Likely, during the last ice age, 20,000 years ago, part of Baranof Island was ice free, This part may have been a good place for goats to live. So most of the goats on Baranof today are probably the descendants of these ice-age survivors. It was only relatively recently, within the last century, that the newcomers from Tracy Arm dropped in. Shafer hopes news of the discovery will encourage hunters and citizens to continue supporting science.
“By providing samples and giving us location information, which some people are a bit hesitant to do, what we’ve been able to do is piece together a pretty cool and controversial evolutionary story of mountain goats that has important implications for the history of Alexander Archipelago,” Shafer said.

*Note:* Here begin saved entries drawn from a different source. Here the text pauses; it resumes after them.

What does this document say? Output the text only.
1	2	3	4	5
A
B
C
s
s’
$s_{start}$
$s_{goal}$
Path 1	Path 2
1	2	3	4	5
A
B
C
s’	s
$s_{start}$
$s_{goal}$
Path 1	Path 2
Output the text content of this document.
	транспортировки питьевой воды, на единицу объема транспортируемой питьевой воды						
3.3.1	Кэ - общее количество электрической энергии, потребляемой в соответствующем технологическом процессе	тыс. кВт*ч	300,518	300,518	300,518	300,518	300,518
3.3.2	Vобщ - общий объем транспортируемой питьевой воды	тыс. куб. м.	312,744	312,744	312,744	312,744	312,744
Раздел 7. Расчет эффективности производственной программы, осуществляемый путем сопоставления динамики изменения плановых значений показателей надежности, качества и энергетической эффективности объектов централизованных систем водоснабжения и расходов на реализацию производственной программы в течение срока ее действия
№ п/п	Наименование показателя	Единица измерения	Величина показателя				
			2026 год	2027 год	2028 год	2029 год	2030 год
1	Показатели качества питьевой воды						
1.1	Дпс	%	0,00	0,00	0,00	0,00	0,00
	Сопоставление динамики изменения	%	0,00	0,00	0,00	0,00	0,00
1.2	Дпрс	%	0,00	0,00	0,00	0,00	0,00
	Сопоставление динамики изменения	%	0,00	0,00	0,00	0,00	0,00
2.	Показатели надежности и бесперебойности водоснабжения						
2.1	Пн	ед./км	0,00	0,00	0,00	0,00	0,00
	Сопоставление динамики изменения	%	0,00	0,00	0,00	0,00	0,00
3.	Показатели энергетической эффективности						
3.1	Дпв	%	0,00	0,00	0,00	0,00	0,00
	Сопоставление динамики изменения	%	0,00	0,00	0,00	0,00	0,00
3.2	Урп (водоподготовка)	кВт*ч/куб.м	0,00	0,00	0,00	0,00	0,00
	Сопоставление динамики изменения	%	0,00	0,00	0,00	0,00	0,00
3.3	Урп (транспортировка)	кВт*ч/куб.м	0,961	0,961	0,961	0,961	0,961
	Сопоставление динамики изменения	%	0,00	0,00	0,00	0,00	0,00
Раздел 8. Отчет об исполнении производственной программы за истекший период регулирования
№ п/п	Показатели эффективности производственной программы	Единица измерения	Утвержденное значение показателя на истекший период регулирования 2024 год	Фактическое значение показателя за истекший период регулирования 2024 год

Rofkar notes that the oral history of Southeast Alaska supports the idea that there were ice-free areas on Baranof that supported life.
As for how these large furry mammals could have gone unnoticed, Shafer thinks that maybe they didn’t. He has been combing through old Russian log books and finding references to mysterious “white deer.” Whether these were actually mountain goats will be hard to say for sure. He needs to find the diary from a Russian trader or sailor who clearly knows the difference between sheep, deer and goats.
Rofkar delights in the differences between her way of conveying science through Tlingit regalia and how Kevin White, and other scientists are weaving their story.
“I was kind of harassing Kevin,” Rofkar said. “He’s got beautiful report, a PowerPoint that’s wonderful with graphs and all kinds of charts and things and he talks about the goats and all the information. And you know this one will dance. You can see these tassels that come down. The movement it has when it dances. It holds that same information. You know his is recorded for all time as is mine. I wonder which is going to be around in 100 years from now.”